You should plant in a grid pattern, so it can be wise to plan this out too.

Test Your Soil

Many newbies to the gardening scene do not know this, but you should test your soil, soil will have a pH level. Find out if your soil is acidic, alkaline, or neutral in its pH levels. Also consider if there is any risk of contamination of your soil from outside sources.

Consider nutrients as well, plants need nitrogen to grow well, if the soil is not nutritious enough consider fertilizer on a more regular basis.

A majority of crops in your garden will need neutral pH 7 soil, although some may like slightly acidic, or slightly alkaline soil.

Always find out what kind of soil the plant needs first and then supply the correct soil to the correct plant, and do not mix the two, because cross-contamination can happen way too easily.

Build Your Soil

If you decide to start off with sod, you will probably need to cut it up and repurpose it, till it, or lay down some damp card or paper to smother it and build your bed on top.

It is best to prepare your sod in the fall, but you can also do this in spring.

A majority of plants enjoy well-draining, deep, and fertile soil that is rich in organic matter. Plant roots require good soil to produce flowers, vegetables and fruits.

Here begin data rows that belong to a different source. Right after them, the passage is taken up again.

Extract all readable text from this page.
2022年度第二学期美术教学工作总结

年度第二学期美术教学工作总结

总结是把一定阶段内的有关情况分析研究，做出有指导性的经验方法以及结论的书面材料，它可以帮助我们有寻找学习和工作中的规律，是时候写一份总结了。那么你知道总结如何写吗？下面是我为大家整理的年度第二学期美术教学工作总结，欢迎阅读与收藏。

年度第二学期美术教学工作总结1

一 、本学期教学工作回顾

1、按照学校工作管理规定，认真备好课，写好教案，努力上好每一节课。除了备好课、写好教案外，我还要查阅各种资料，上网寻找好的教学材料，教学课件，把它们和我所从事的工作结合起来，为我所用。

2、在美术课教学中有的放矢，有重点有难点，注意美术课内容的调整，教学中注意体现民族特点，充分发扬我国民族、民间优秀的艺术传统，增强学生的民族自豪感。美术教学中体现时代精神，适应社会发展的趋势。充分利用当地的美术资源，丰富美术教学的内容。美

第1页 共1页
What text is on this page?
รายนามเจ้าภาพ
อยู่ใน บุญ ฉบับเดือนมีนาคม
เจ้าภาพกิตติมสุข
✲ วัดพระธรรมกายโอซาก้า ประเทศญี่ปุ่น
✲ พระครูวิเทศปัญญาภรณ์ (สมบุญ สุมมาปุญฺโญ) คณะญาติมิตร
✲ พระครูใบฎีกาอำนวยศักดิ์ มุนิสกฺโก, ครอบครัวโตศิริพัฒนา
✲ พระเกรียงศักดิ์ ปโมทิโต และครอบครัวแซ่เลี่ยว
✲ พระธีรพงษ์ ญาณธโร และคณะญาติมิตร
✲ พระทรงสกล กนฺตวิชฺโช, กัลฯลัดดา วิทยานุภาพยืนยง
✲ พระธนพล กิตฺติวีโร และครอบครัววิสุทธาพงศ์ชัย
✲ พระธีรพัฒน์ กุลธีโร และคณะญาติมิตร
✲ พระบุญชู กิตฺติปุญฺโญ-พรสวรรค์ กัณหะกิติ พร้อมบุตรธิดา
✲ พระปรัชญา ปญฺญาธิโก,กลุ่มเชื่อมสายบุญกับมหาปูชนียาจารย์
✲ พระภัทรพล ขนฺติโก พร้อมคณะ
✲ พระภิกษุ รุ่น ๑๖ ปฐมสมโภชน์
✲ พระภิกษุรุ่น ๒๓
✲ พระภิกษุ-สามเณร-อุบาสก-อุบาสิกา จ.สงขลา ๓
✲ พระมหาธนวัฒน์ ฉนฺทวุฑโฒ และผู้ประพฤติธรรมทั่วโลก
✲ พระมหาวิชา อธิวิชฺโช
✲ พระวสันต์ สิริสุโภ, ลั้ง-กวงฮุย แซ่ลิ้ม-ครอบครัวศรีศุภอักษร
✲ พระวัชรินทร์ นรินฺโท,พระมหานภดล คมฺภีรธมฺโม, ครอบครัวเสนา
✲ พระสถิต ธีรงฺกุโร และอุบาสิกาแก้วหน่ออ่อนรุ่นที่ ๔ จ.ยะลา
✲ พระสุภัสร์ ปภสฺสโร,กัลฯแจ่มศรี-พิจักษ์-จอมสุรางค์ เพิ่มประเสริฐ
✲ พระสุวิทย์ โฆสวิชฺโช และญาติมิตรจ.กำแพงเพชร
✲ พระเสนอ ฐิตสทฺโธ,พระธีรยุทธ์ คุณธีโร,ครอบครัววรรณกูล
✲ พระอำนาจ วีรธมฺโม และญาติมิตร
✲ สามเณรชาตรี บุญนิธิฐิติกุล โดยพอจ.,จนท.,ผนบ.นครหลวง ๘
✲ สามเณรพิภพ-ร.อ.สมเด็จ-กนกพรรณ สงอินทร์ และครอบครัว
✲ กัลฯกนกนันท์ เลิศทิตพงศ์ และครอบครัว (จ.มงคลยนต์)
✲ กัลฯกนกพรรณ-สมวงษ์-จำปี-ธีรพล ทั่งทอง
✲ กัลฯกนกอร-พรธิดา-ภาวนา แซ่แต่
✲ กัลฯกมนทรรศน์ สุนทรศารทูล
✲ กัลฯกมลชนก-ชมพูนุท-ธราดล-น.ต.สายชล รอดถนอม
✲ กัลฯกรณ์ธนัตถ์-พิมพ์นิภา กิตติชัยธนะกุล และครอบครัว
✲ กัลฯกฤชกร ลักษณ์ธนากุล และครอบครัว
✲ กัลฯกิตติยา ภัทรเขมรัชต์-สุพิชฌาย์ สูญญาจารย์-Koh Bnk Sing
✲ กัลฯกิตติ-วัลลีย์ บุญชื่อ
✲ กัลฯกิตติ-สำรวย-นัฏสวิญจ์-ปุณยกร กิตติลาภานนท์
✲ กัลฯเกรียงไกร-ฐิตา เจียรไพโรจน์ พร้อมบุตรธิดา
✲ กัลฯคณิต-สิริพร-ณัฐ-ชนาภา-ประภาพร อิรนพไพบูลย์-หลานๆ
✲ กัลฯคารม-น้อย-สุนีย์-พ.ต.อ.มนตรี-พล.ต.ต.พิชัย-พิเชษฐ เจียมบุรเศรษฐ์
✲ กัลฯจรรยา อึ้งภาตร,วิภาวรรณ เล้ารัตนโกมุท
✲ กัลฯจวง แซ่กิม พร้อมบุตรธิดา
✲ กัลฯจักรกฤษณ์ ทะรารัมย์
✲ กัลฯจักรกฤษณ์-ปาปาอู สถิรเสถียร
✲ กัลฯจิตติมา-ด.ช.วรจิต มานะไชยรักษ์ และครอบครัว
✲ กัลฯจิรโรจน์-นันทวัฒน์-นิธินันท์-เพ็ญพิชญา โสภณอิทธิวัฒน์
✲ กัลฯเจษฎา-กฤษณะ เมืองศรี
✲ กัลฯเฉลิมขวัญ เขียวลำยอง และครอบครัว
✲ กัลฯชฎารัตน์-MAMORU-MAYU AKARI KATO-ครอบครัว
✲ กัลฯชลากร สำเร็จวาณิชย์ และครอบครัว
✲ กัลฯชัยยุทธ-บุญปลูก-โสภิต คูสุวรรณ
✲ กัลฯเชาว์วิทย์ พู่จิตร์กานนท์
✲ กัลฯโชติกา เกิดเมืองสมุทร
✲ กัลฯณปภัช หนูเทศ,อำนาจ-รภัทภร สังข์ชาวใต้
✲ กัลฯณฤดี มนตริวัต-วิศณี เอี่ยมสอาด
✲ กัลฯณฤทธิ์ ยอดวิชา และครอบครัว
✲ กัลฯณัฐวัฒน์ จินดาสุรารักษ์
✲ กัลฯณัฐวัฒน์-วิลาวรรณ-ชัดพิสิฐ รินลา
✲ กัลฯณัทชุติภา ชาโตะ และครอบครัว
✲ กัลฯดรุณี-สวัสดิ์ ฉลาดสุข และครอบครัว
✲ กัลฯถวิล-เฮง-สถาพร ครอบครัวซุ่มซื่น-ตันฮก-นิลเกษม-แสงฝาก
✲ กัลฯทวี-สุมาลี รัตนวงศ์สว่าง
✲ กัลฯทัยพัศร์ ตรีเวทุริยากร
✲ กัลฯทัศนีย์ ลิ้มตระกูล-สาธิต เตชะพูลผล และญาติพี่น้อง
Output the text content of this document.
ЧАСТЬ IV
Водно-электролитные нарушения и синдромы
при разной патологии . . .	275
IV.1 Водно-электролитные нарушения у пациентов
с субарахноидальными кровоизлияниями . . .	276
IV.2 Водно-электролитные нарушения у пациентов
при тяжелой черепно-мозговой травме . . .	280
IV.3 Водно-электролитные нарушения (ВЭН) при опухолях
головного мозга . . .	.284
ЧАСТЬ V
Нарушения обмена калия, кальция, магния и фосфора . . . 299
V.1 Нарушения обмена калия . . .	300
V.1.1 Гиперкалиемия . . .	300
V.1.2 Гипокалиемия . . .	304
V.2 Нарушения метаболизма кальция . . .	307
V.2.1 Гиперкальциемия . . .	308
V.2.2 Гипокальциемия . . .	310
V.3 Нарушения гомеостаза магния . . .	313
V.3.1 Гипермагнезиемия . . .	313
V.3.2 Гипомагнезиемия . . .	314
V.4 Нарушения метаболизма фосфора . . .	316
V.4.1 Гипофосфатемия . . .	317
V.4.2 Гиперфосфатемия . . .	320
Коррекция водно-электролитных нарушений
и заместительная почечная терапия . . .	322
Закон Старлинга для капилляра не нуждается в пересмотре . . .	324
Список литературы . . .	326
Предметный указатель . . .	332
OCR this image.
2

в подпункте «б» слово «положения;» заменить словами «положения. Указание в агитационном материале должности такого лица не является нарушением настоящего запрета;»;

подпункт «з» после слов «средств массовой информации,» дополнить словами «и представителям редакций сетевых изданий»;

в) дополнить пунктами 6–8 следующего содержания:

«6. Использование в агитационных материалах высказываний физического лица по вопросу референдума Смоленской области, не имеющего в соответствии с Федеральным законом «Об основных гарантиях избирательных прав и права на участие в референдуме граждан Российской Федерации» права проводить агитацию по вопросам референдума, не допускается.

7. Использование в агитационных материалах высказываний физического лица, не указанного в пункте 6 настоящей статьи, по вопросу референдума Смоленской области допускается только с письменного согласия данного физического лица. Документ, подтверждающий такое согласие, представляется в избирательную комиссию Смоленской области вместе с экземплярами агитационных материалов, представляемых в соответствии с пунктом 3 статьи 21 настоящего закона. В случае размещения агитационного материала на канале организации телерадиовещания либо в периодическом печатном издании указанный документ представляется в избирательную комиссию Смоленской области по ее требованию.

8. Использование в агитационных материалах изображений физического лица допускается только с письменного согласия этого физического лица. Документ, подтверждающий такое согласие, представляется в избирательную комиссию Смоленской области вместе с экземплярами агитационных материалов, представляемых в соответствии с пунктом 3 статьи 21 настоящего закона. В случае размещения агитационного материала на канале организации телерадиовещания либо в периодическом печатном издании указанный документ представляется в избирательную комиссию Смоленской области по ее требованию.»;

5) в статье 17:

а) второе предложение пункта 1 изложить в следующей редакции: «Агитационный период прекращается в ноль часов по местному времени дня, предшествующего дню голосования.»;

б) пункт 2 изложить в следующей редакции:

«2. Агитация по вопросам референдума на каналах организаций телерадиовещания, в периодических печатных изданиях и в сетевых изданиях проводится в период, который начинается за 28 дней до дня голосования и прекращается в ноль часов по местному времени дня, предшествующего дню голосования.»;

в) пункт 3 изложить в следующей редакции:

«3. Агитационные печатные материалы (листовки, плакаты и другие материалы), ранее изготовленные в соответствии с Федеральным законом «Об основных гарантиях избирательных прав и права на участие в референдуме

The magic happens in the soil, so you want it  to be good stuff.

Once you have started your garden, you will start to appreciate this more than it will improve with each year, and a healthy and vibrant soil will mean plants that are the same also, and they will be naturally more resistant to pests and gain extra nutrition.

Choose The Right Seeds

Choose The Right Seeds

You should always make sure that you choose the right seeds before you start planting. It is wise to learn which plants will grow best when directly seeded in the garden and which plants are better as transplanted plants.

You should also look up a seeding calendar as well. I

If you are looking to buy plants at a nursery to start growing you should look for pots that are equal to plant size, big plants in a small pot will be root bound. Also look for plants which may be stressed, insect damage and yellowing leaves are not a great sign.

Even with plants regularly being watered, hot asphalt will be hard on them. Also inquire about chemical applications such as pesticides as this can be an issue for pollinators, which are crucial to fruits.

Begin Planting

Now it is time to get planting. Most packets and containers will come with instructions which make it easier for you.

Note to try and plant your seed around 3 times as deep as the diameter of the seed itself unless your packet tells you otherwise.

If you are transplanting, then you can usually go with the same depth, however, tomatoes require to be trenched in.

Always be vigilant and wait for the season’s frost to be done, especially with plants like tomatoes, cucumbers and other veg. With flowers this stands true as well, especially for flowers such as sunflowers.

Also note that young plants are more susceptible to damage than older ones, so some younglings need to be protected if planted outside.

If you can replicate outdoor weather inside your home, you could create a germination space, or even get germination pots for some plants until they are strong enough.

Summary

Gardening

Gardening is so good for our health, being outside in itself is great for us, but gardening helps our minds as well, it gives us something outside of ourselves to focus on and think about.

Communities that focus on gardening often guild strong bonds, and it creates a sense of family. Successfully gardening gives us a sense of accomplishment and joy.

Overall, gardening is far from dull, it gives us everything we need, it is the ideal hobby for people of all ages. Anyone can do it, and so can you!